The International Maritime Confederation (IMC) is the umbrella organization of maritime organizations and marine societies on the European level. The purpose of the Federation is the joint furthering of maritime understanding and the promotion of maritime ideas on the basis of international cooperation.

== History ==
In 1967, the Deutscher Marinebund (DMB), in cooperation with its French partner association, Fédération des Associations de Marins et de Marins Anciens Combattants (F.A.M.M.A.C.), founded a joint organization. This became the starting point for the IMC, whose statutes were put into force in 1972 within the framework of the DMB delegate meeting. Founding members were maritime associations and societies from Belgium, France, the Netherlands, Austria and Germany. In subsequent years, Great Britain (Royal Naval Association), Italy (Associazone Nationale Marinai d'Italia), and Croatia (Hrvatska Pomorska Straza) joined the Federation. For every nation, only one organization can join the association.
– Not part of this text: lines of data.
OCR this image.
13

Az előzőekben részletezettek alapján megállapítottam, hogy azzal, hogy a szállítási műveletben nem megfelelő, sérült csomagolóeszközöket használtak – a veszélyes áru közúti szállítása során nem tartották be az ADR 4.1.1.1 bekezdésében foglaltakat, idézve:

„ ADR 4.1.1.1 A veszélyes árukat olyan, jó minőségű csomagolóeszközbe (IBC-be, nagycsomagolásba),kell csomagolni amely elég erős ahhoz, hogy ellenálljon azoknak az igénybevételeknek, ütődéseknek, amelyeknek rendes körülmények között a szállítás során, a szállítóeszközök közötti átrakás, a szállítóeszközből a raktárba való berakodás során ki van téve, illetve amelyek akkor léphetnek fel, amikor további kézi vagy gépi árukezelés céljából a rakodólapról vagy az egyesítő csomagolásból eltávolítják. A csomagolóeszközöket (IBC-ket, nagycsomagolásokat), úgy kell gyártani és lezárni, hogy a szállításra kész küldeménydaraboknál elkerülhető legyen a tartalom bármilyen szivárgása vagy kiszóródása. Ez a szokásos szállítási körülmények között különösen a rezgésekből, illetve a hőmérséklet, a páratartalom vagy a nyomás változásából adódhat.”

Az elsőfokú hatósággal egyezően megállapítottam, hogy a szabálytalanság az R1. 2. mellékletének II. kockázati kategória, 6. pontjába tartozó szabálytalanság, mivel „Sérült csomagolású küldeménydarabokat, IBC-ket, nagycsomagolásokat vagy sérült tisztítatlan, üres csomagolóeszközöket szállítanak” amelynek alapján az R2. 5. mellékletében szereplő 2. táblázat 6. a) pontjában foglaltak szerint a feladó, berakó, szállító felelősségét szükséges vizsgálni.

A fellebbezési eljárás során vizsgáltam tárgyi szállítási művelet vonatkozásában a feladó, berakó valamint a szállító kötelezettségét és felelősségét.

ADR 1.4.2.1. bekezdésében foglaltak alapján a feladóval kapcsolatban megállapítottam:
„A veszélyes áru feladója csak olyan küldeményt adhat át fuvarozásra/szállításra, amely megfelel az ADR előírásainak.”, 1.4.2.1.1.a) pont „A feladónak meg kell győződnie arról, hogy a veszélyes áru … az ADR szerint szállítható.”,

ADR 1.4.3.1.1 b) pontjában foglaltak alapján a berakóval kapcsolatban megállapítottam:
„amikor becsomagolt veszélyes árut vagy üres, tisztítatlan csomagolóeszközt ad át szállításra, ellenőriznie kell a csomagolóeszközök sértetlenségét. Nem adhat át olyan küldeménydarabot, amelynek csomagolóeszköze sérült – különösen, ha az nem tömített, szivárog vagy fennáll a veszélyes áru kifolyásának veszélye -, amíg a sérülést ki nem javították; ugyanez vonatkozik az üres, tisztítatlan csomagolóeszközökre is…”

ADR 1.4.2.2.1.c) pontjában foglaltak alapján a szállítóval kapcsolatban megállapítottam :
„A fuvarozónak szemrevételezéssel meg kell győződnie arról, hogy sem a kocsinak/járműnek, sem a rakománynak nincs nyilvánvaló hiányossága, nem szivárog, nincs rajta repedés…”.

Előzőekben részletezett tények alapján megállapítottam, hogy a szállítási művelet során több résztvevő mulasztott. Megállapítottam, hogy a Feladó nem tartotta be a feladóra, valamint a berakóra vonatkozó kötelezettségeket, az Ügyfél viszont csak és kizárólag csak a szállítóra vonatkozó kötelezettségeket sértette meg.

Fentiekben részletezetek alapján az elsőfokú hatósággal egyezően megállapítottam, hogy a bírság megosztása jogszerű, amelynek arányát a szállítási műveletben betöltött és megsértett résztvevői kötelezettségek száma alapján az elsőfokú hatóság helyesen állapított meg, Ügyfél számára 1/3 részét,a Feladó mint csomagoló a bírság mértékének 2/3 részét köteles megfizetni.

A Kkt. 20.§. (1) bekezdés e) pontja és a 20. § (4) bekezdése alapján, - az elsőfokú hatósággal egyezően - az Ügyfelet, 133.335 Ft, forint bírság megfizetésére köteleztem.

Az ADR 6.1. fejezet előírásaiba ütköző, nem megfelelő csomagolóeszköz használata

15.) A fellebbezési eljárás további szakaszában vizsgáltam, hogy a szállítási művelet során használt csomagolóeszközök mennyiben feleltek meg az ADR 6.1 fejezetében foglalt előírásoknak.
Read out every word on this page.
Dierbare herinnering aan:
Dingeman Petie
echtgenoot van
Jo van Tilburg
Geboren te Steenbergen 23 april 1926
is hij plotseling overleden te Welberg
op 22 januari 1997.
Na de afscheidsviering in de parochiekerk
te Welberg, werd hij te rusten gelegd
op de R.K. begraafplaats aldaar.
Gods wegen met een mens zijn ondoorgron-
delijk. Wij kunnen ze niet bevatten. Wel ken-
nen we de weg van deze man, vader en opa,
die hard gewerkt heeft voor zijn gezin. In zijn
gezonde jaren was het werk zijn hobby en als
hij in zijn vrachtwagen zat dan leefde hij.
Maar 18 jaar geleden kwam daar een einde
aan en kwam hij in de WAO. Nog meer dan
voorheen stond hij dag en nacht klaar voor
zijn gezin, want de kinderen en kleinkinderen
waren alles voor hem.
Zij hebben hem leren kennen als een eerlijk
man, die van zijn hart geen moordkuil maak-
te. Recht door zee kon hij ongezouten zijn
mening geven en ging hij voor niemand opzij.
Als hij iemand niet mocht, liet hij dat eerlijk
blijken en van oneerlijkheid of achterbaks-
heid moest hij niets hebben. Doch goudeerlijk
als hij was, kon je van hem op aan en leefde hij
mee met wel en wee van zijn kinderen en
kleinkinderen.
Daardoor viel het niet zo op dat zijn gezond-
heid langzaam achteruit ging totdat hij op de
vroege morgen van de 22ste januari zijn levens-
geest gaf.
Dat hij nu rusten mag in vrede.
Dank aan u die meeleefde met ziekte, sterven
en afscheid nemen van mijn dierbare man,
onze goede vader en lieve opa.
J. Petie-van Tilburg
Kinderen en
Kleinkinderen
The presidency of the Federation changes every 3 years. Initially, the presidency was occupied by France. In October, 2012, the presidency was assigned to the DMB. Currently, the office is held by the President of the DMB, Karl Heid, located in Laboe in the vicinity of Kiel.

== Activities ==
The stated purpose of the federation is "joint furthering of maritime understanding and the promotion of maritime ideas on the basis of international cooperation." The organization holds annual conferences. The 49th Conference took place in Split, Croatia in October 2024. The 38th meeting took place in the Netherlands in October 2012. Larger numbers of participants are attracted by the international IMC conventions, which so far have been held once every three years. The IMC's annual youth sailing camp enjoys great popularity. The sailing camp 2012 was held from July 9–19 in Ostende, Belgium. The camp in 2013 was organised by the DMB in Germany.

In 2016 the IMC was held in Croatia, where 37 U18's participated. This also included team leaders from 7 different associations.